1. Die Erteilung einer Aufenthaltserlaubnis nach § 28 Abs. 1 Satz 1 Nr. 3 AufenthG setzt voraus, dass dem antragstellenden Elternteil die Personensorge für den Minderjährigen tatsächlich zusteht (Fortführung von VGH Mannheim, Beschluss vom 11.05.1993 - 11 S 714/93 -, juris) (Rn. 15).

2. Dass § 10 Abs. 3 Satz 1 i.V.m.

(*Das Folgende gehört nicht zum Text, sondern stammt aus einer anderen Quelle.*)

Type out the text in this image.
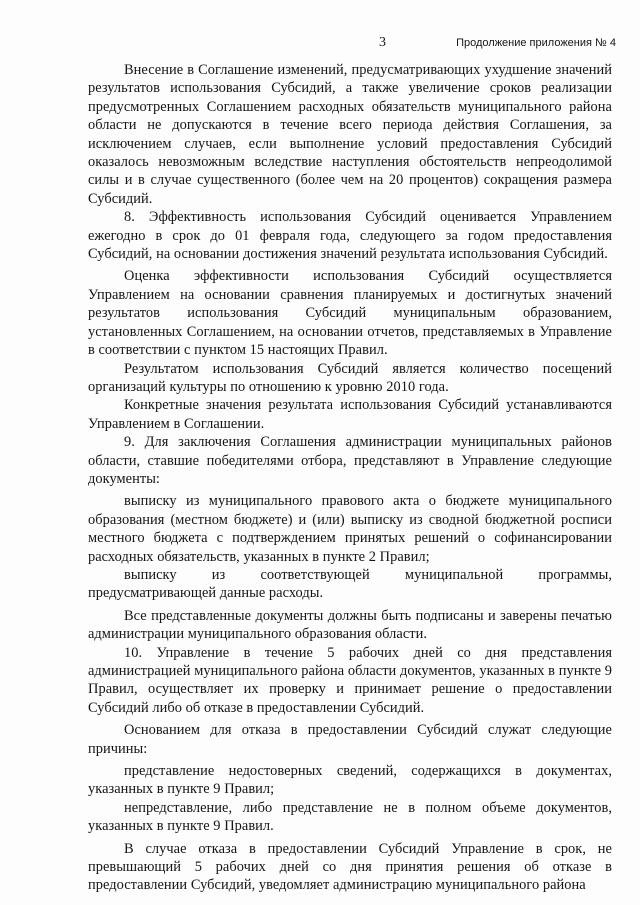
3	Продолжение приложения № 4

Внесение в Соглашение изменений, предусматривающих ухудшение значений результатов использования Субсидий, а также увеличение сроков реализации предусмотренных Соглашением расходных обязательств муниципального района области не допускаются в течение всего периода действия Соглашения, за исключением случаев, если выполнение условий предоставления Субсидий оказалось невозможным вследствие наступления обстоятельств непреодолимой силы и в случае существенного (более чем на 20 процентов) сокращения размера Субсидий.

8. Эффективность использования Субсидий оценивается Управлением ежегодно в срок до 01 февраля года, следующего за годом предоставления Субсидий, на основании достижения значений результата использования Субсидий.

Оценка эффективности использования Субсидий осуществляется Управлением на основании сравнения планируемых и достигнутых значений результатов использования Субсидий муниципальным образованием, установленных Соглашением, на основании отчетов, представляемых в Управление в соответствии с пунктом 15 настоящих Правил.

Результатом использования Субсидий является количество посещений организаций культуры по отношению к уровню 2010 года.

Конкретные значения результата использования Субсидий устанавливаются Управлением в Соглашении.

9. Для заключения Соглашения администрации муниципальных районов области, ставшие победителями отбора, представляют в Управление следующие документы:

выписку из муниципального правового акта о бюджете муниципального образования (местном бюджете) и (или) выписку из сводной бюджетной росписи местного бюджета с подтверждением принятых решений о софинансировании расходных обязательств, указанных в пункте 2 Правил;

выписку из соответствующей муниципальной программы, предусматривающей данные расходы.

Все представленные документы должны быть подписаны и заверены печатью администрации муниципального образования области.

10. Управление в течение 5 рабочих дней со дня представления администрацией муниципального района области документов, указанных в пункте 9 Правил, осуществляет их проверку и принимает решение о предоставлении Субсидий либо об отказе в предоставлении Субсидий.

Основанием для отказа в предоставлении Субсидий служат следующие причины:

представление недостоверных сведений, содержащихся в документах, указанных в пункте 9 Правил;

непредставление, либо представление не в полном объеме документов, указанных в пункте 9 Правил.

В случае отказа в предоставлении Субсидий Управление в срок, не превышающий 5 рабочих дней со дня принятия решения об отказе в предоставлении Субсидий, уведомляет администрацию муниципального района
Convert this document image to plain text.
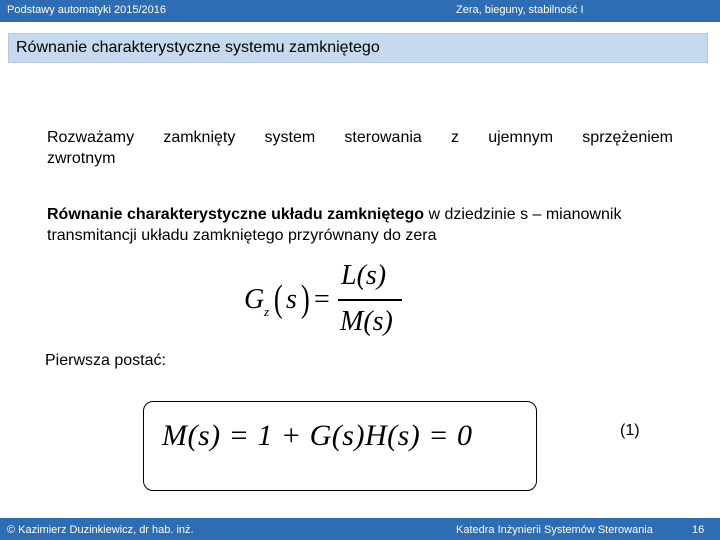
Podstawy automatyki 2015/2016	Zera, bieguny, stabilność I
Równanie charakterystyczne systemu zamkniętego
Rozważamy zamknięty system sterowania z ujemnym sprzężeniem
zwrotnym
Równanie charakterystyczne układu zamkniętego w dziedzinie s – mianownik transmitancji układu zamkniętego przyrównany do zera
G z ( s ) =
L(s)
M(s)
Pierwsza postać:
M(s) = 1 + G(s)H(s) = 0	(1)
© Kazimierz Duzinkiewicz, dr hab. inż.	Katedra Inżynierii Systemów Sterowania	16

Satz 3 Halbs. 1 AufenthG die Erteilung einer Aufenthaltserlaubnis an einen Ausländer, dessen Asylantrag unanfechtbar abgelehnt worden ist, vor dessen Ausreise jenseits des Kapitels 2 Abschnitt 5 des Aufenthaltsgesetzes nur bei Vorliegen eines strikten Rechtsanspruchs zulässt, führt - auch im Lichte der Schutzwirkungen von Art. 6 GG und Art. 8 EMRK- zu keinem anderen Ergebnis (Rn. 19).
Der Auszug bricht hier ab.